Re: [PATCH v3] fuse: invalidate the page cache after direct write
From: Bernd Schubert
Date: Mon Mar 02 2026 - 17:15:50 EST
On 3/2/26 20:29, Bernd Schubert wrote:
>
>
> On 2/27/26 16:09, Miklos Szeredi wrote:
>> On Sun, 11 Jan 2026 at 08:37, Jingbo Xu <jefflexu@xxxxxxxxxxxxxxxxx> wrote:
>>>
>>> This fixes xfstests generic/451 (for both O_DIRECT and FOPEN_DIRECT_IO
>>> direct write).
>>>
>>> Commit b359af8275a9 ("fuse: Invalidate the page cache after
>>> FOPEN_DIRECT_IO write") tries to fix the similar issue for
>>> FOPEN_DIRECT_IO write, which can be reproduced by xfstests generic/209.
>>> It only fixes the issue for synchronous direct write, while omitting
>>> the case for asynchronous direct write (exactly targeted by
>>> generic/451).
>>>
>>> While for O_DIRECT direct write, it's somewhat more complicated. For
>>> synchronous direct write, generic_file_direct_write() will invalidate
>>> the page cache after the write, and thus it can pass generic/209. While
>>> for asynchronous direct write, the invalidation in
>>> generic_file_direct_write() is bypassed since the invalidation shall be
>>> done when the asynchronous IO completes. This is omitted in FUSE and
>>> generic/451 fails whereby.
>>>
>>> Fix this by conveying the invalidation for both synchronous and
>>> asynchronous write.
>>>
>>> - with FOPEN_DIRECT_IO
>>> - sync write, invalidate in fuse_send_write()
>>> - async write, invalidate in fuse_aio_complete() with FUSE_ASYNC_DIO,
>>> fuse_send_write() otherwise
>>> - without FOPEN_DIRECT_IO
>>> - sync write, invalidate in generic_file_direct_write()
>>> - async write, invalidate in fuse_aio_complete() with FUSE_ASYNC_DIO,
>>> generic_file_direct_write() otherwise
>>>
>>> Reviewed-by: Bernd Schubert <bschubert@xxxxxxx>
>>> Signed-off-by: Jingbo Xu <jefflexu@xxxxxxxxxxxxxxxxx>
>>
>> Applied, thanks.
>>
>
> Hi Miklos,
>
> just back from a week off and we got a QA report last week. This commit
> leads to a deadlock.

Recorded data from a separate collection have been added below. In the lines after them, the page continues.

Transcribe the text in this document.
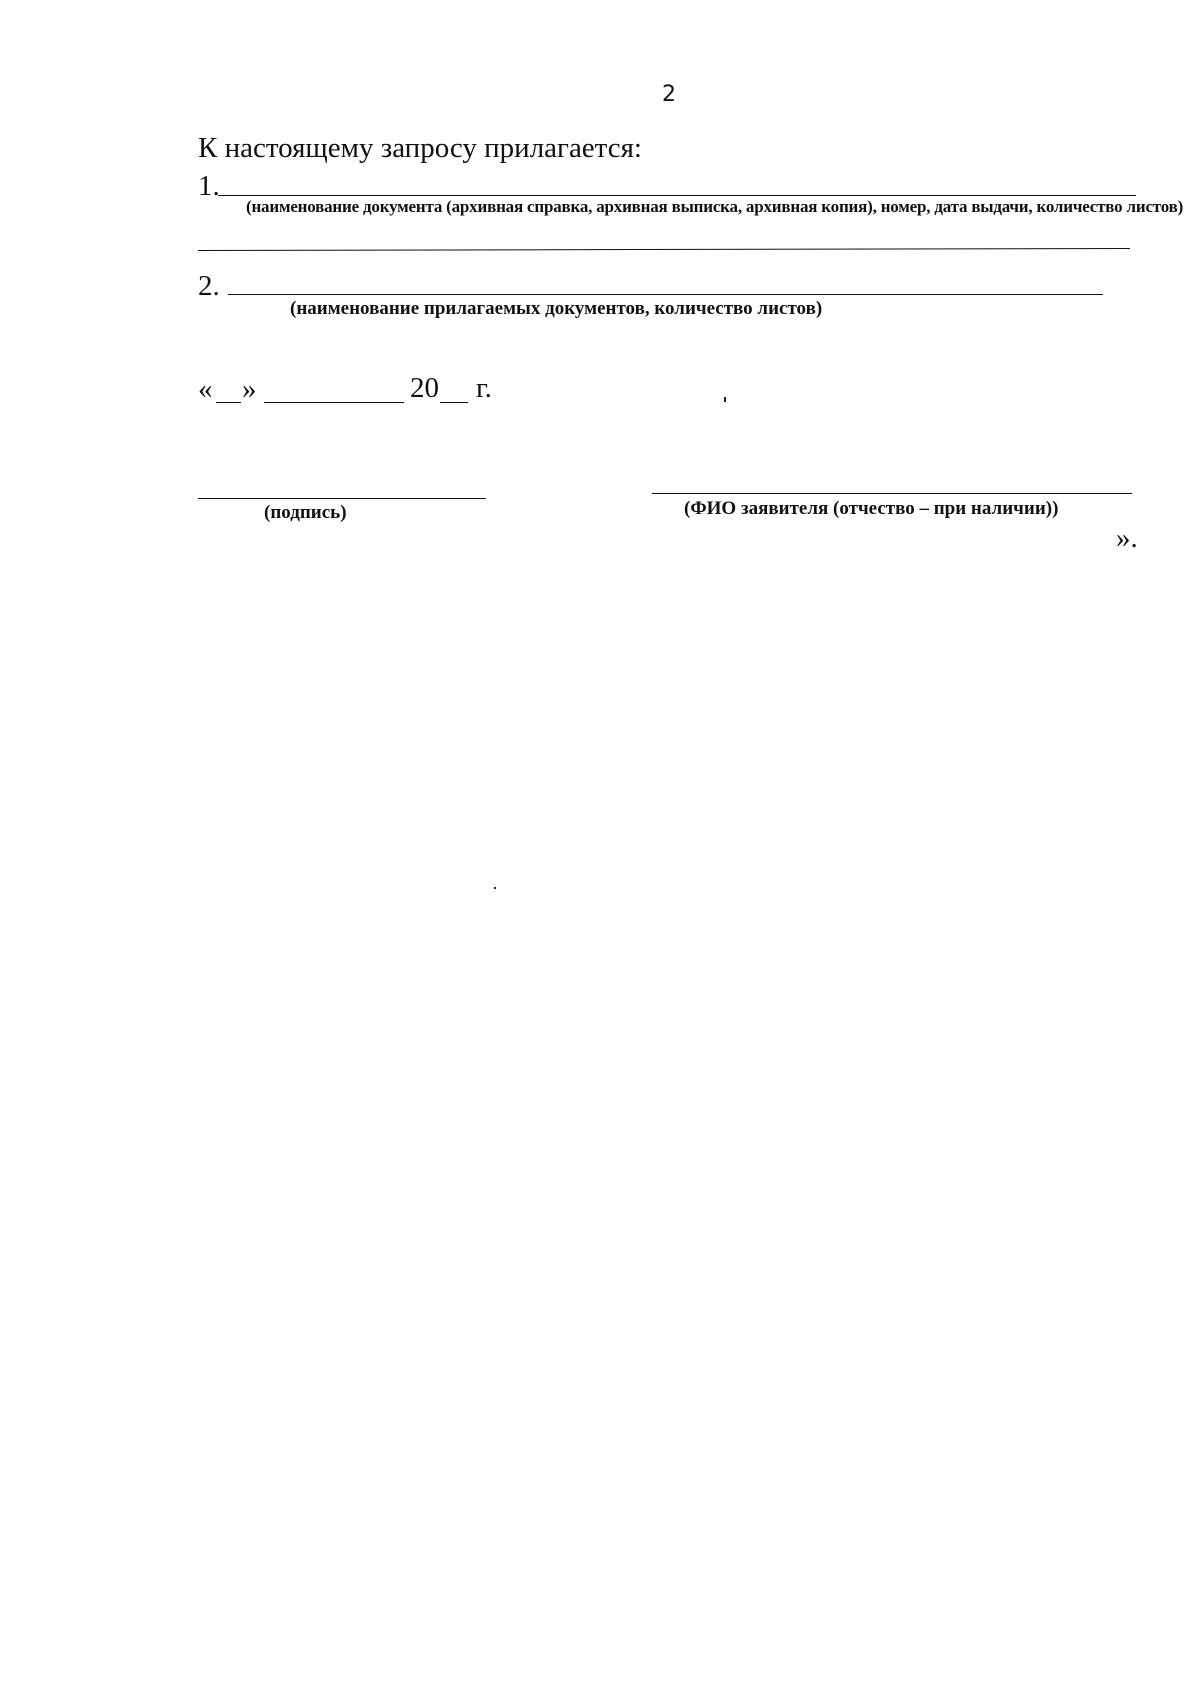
2
К настоящему запросу прилагается:
1.
(наименование документа (архивная справка, архивная выписка, архивная копия), номер, дата выдачи, количество листов)
2.
(наименование прилагаемых документов, количество листов)
« »	20 г.
(подпись)	(ФИО заявителя (отчество – при наличии))
».
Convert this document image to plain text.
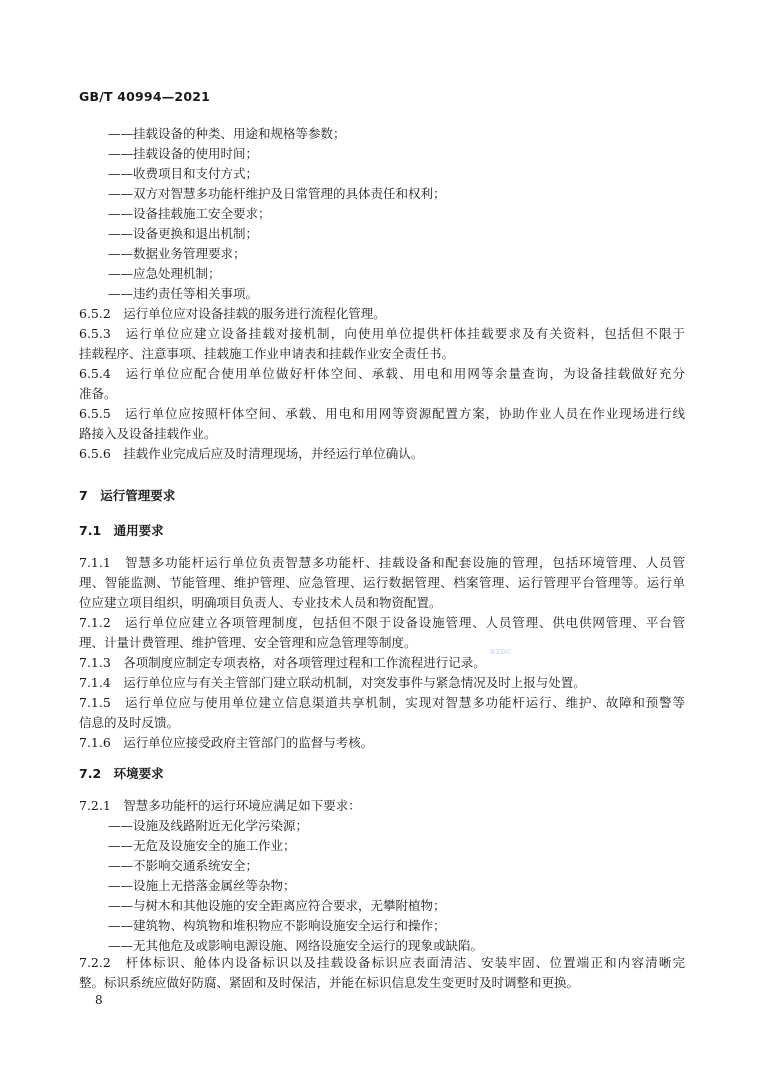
GB/T 40994—2021
——挂载设备的种类、用途和规格等参数；
——挂载设备的使用时间；
——收费项目和支付方式；
——双方对智慧多功能杆维护及日常管理的具体责任和权利；
——设备挂载施工安全要求；
——设备更换和退出机制；
——数据业务管理要求；
——应急处理机制；
——违约责任等相关事项。
6.5.2　运行单位应对设备挂载的服务进行流程化管理。
6.5.3　运行单位应建立设备挂载对接机制，向使用单位提供杆体挂载要求及有关资料，包括但不限于
挂载程序、注意事项、挂载施工作业申请表和挂载作业安全责任书。
6.5.4　运行单位应配合使用单位做好杆体空间、承载、用电和用网等余量查询，为设备挂载做好充分
准备。
6.5.5　运行单位应按照杆体空间、承载、用电和用网等资源配置方案，协助作业人员在作业现场进行线
路接入及设备挂载作业。
6.5.6　挂载作业完成后应及时清理现场，并经运行单位确认。
7　运行管理要求
7.1　通用要求
7.1.1　智慧多功能杆运行单位负责智慧多功能杆、挂载设备和配套设施的管理，包括环境管理、人员管
理、智能监测、节能管理、维护管理、应急管理、运行数据管理、档案管理、运行管理平台管理等。运行单
位应建立项目组织，明确项目负责人、专业技术人员和物资配置。
7.1.2　运行单位应建立各项管理制度，包括但不限于设备设施管理、人员管理、供电供网管理、平台管
理、计量计费管理、维护管理、安全管理和应急管理等制度。
7.1.3　各项制度应制定专项表格，对各项管理过程和工作流程进行记录。
7.1.4　运行单位应与有关主管部门建立联动机制，对突发事件与紧急情况及时上报与处置。
7.1.5　运行单位应与使用单位建立信息渠道共享机制，实现对智慧多功能杆运行、维护、故障和预警等
信息的及时反馈。
7.1.6　运行单位应接受政府主管部门的监督与考核。
7.2　环境要求
7.2.1　智慧多功能杆的运行环境应满足如下要求：
——设施及线路附近无化学污染源；
——无危及设施安全的施工作业；
——不影响交通系统安全；
——设施上无搭落金属丝等杂物；
——与树木和其他设施的安全距离应符合要求，无攀附植物；
——建筑物、构筑物和堆积物应不影响设施安全运行和操作；
——无其他危及或影响电源设施、网络设施安全运行的现象或缺陷。
7.2.2　杆体标识、舱体内设备标识以及挂载设备标识应表面清洁、安装牢固、位置端正和内容清晰完
整。标识系统应做好防腐、紧固和及时保洁，并能在标识信息发生变更时及时调整和更换。
BZDC
8
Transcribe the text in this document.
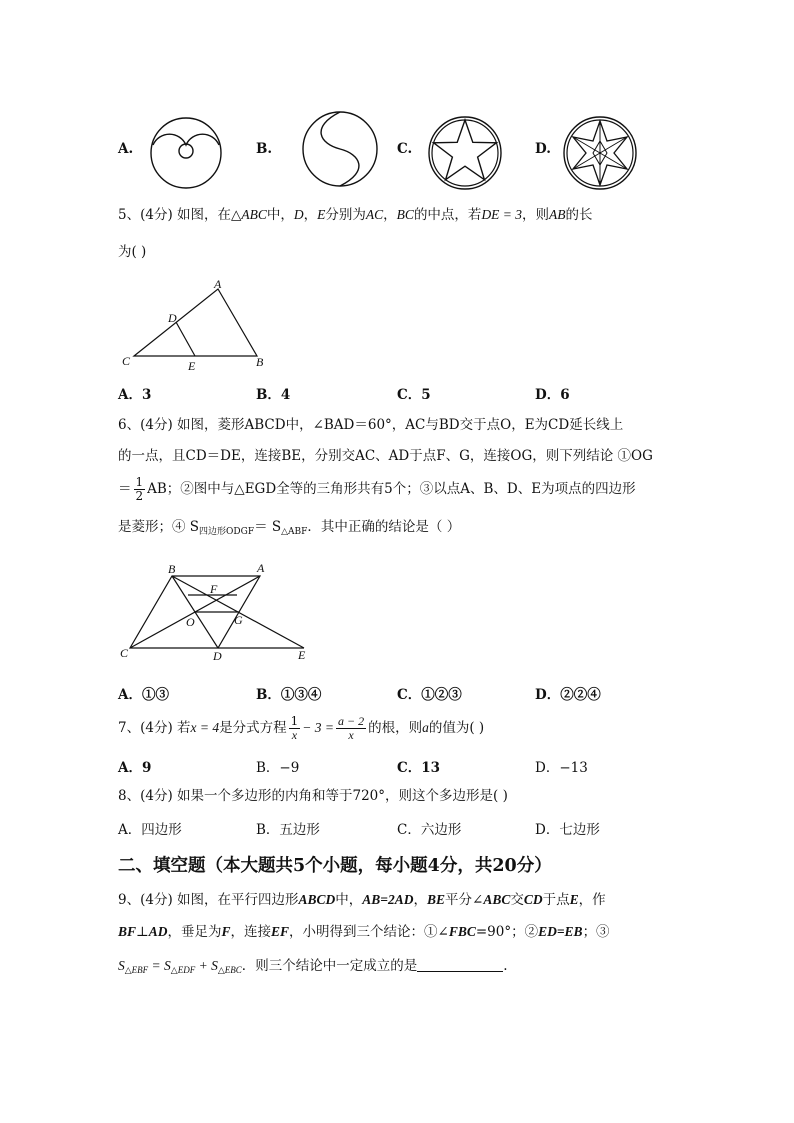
A.	B.	C.	D.
5、(4分) 如图，在△ABC中，D，E分别为AC，BC的中点，若DE = 3，则AB的长
为( )
A
B
C
D
E
A．3	B．4	C．5	D．6
6、(4分) 如图，菱形ABCD中，∠BAD＝60°，AC与BD交于点O，E为CD延长线上
的一点，且CD＝DE，连接BE，分别交AC、AD于点F、G，连接OG，则下列结论 ①OG
＝ $\frac{1}{2}$ AB；②图中与△EGD全等的三角形共有5个；③以点A、B、D、E为项点的四边形
是菱形；④ $S_{四边形ODGF}= S_{\triangle ABF}$．其中正确的结论是（ ）
B	A
C	D	E
F
G
O
A．①③	B．①③④	C．①②③	D．②②④
7、(4分) 若x = 4是分式方程 $\frac{1}{x} - 3 = \frac{a - 2}{x}$ 的根，则a的值为( )
A．9	B．−9	C．13	D．−13
8、(4分) 如果一个多边形的内角和等于720°，则这个多边形是( )
A．四边形	B．五边形	C．六边形	D．七边形
二、填空题（本大题共5个小题，每小题4分，共20分）
9、(4分) 如图，在平行四边形ABCD中，AB=2AD，BE平分∠ABC交CD于点E，作
BF⊥AD，垂足为F，连接EF，小明得到三个结论：①∠FBC=90°；②ED=EB；③
$S_{\triangle EBF} = S_{\triangle EDF} + S_{\triangle EBC}$．则三个结论中一定成立的是	.
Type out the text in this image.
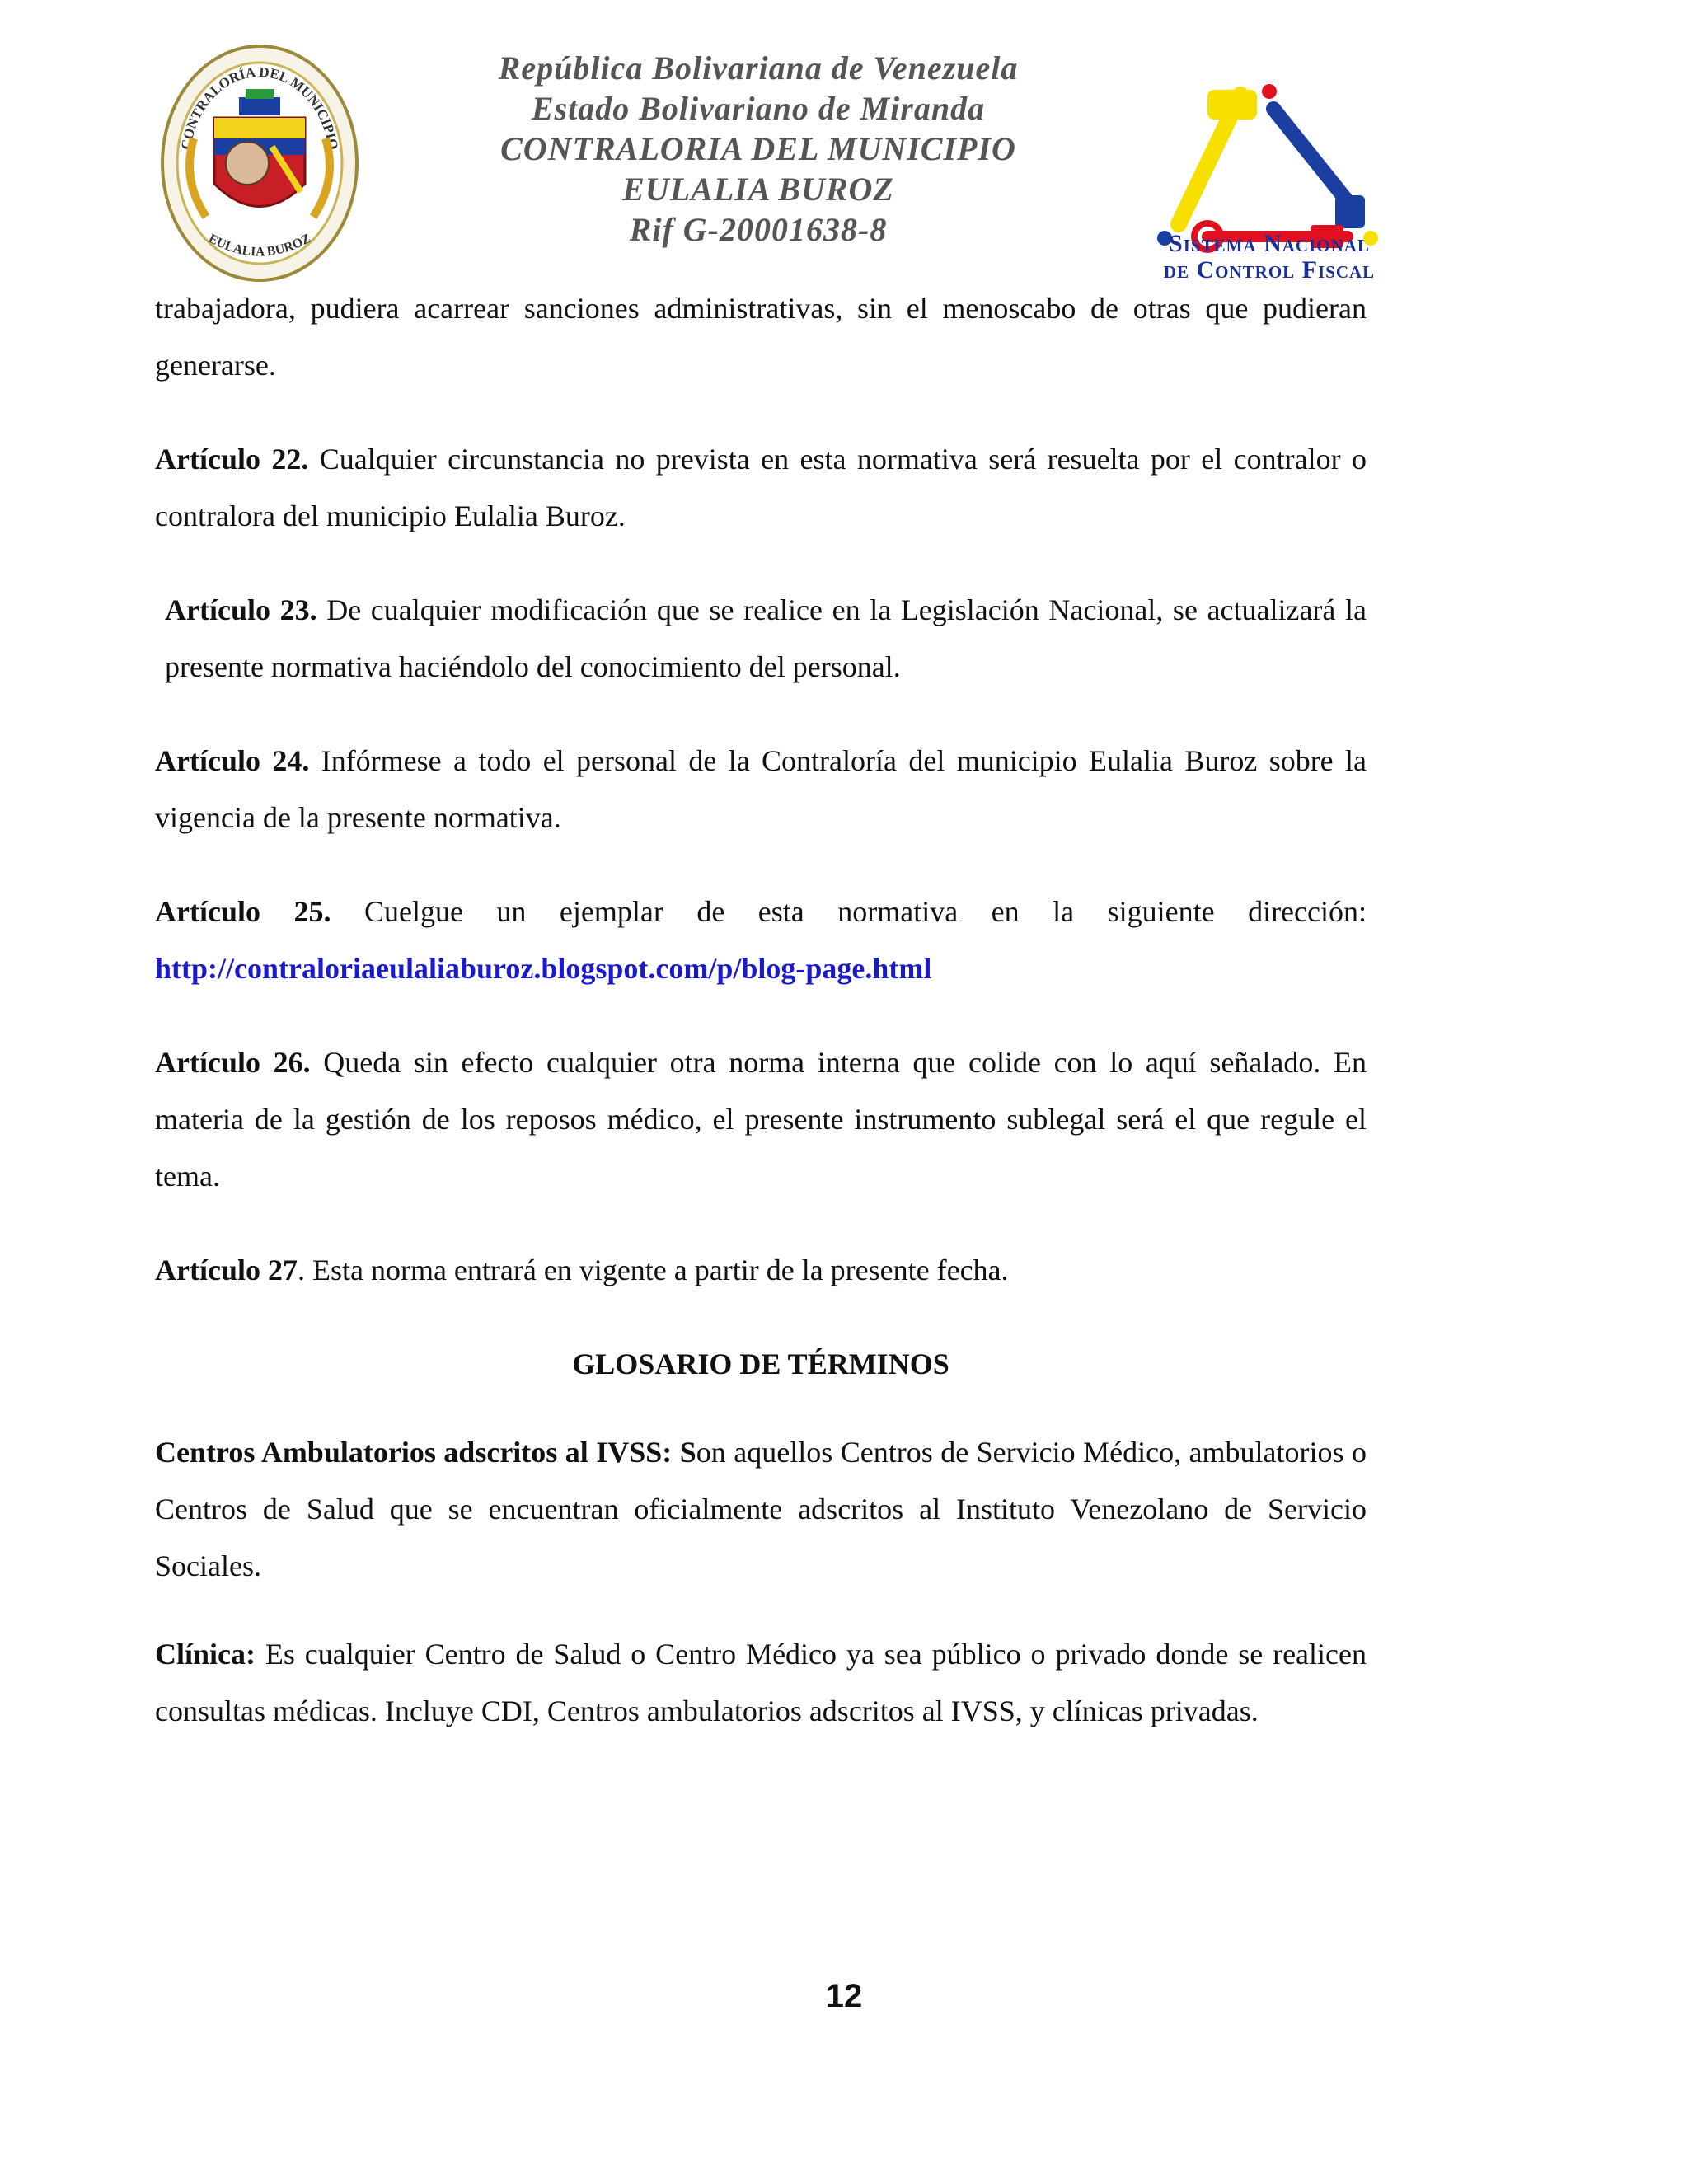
CONTRALORÍA DEL MUNICIPIO
EULALIA BUROZ
República Bolivariana de Venezuela
Estado Bolivariano de Miranda
CONTRALORIA DEL MUNICIPIO
EULALIA BUROZ
Rif G-20001638-8	Sistema Nacional
de Control Fiscal

trabajadora, pudiera acarrear sanciones administrativas, sin el menoscabo de otras que pudieran generarse.

Artículo 22. Cualquier circunstancia no prevista en esta normativa será resuelta por el contralor o contralora del municipio Eulalia Buroz.

Artículo 23. De cualquier modificación que se realice en la Legislación Nacional, se actualizará la presente normativa haciéndolo del conocimiento del personal.

Artículo 24. Infórmese a todo el personal de la Contraloría del municipio Eulalia Buroz sobre la vigencia de la presente normativa.

Artículo 25. Cuelgue un ejemplar de esta normativa en la siguiente dirección:

http://contraloriaeulaliaburoz.blogspot.com/p/blog-page.html

Artículo 26. Queda sin efecto cualquier otra norma interna que colide con lo aquí señalado. En materia de la gestión de los reposos médico, el presente instrumento sublegal será el que regule el tema.

Artículo 27. Esta norma entrará en vigente a partir de la presente fecha.

GLOSARIO DE TÉRMINOS

Centros Ambulatorios adscritos al IVSS: Son aquellos Centros de Servicio Médico, ambulatorios o Centros de Salud que se encuentran oficialmente adscritos al Instituto Venezolano de Servicio Sociales.

Clínica: Es cualquier Centro de Salud o Centro Médico ya sea público o privado donde se realicen consultas médicas. Incluye CDI, Centros ambulatorios adscritos al IVSS, y clínicas privadas.

12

Is there a chance you can revert and not send it
> to Linus yet?
>
> [Wed Feb 25 07:14:29 2026] INFO: task clt_reactor_3:49041 blocked for more than 122 seconds.
> [Wed Feb 25 07:14:29 2026] Tainted: G OE 6.8.0-79-generic #79-Ubuntu
> [Wed Feb 25 07:14:29 2026] "echo 0 > /proc/sys/kernel/hung_task_timeout_secs" disables this message.
> [Wed Feb 25 07:14:29 2026] task:clt_reactor_3 state:D stack:0 pid:49041 tgid:49014 ppid:1 flags:0x00000006
> [Wed Feb 25 07:14:29 2026] Call Trace:
> [Wed Feb 25 07:14:29 2026] "echo 0 > /proc/sys/kernel/hung_task_timeout_secs" disables this message.
> [Wed Feb 25 07:14:29 2026] task:clt_reactor_3 state:D stack:0 pid:49041 tgid:49014 ppid:1 flags:0x00000006
> [Wed Feb 25 07:14:29 2026] Call Trace:
> [Wed Feb 25 07:14:29 2026] <TASK>
> [Wed Feb 25 07:14:29 2026] __schedule+0x27c/0x6b0
> [Wed Feb 25 07:14:29 2026] schedule+0x33/0x110
> [Wed Feb 25 07:14:29 2026] io_schedule+0x46/0x80
> [Wed Feb 25 07:14:29 2026] folio_wait_bit_common+0x136/0x330
> [Wed Feb 25 07:14:29 2026] __folio_lock+0x17/0x30
> [Wed Feb 25 07:14:29 2026] invalidate_inode_pages2_range+0x1d2/0x4f0
> [Wed Feb 25 07:14:29 2026] fuse_aio_complete+0x258/0x270 [fuse]
> [Wed Feb 25 07:14:29 2026] fuse_aio_complete_req+0x87/0xd0 [fuse]
> [Wed Feb 25 07:14:29 2026] fuse_request_end+0x18e/0x200 [fuse]
> [Wed Feb 25 07:14:29 2026] fuse_uring_req_end+0x87/0xd0 [fuse]
> [Wed Feb 25 07:14:29 2026] fuse_uring_cmd+0x241/0xf20 [fuse]
> [Wed Feb 25 07:14:29 2026] io_uring_cmd+0x9f/0x140
> [Wed Feb 25 07:14:29 2026] io_issue_sqe+0x193/0x410
> [Wed Feb 25 07:14:29 2026] io_submit_sqes+0x128/0x3e0
> [Wed Feb 25 07:14:29 2026] __do_sys_io_uring_enter+0x2ea/0x490
> [Wed Feb 25 07:14:29 2026] __x64_sys_io_uring_enter+0x22/0x40
>
>
> Issue is that invalidate_inode_pages2_range() might trigger another
> write to the same core (in our case a reactor / coroutine) and
> then deadlocks.
> Cheng suggests to offload that into a worker queue, but FOPEN_DIRECT_IO
> code starts to get complex - I'm more inclined to get back to my patches
> from about 3 years ago that the unified the DIO handlers and let it go
> through the normal vfs handlers.
>
Hmm, maybe in the short term maybe the better solution is to update the
patch (not posted to the list) that Cheng made and to use
i_sb->s_dio_done_wq similar to what iomap_dio_bio_end_io() does.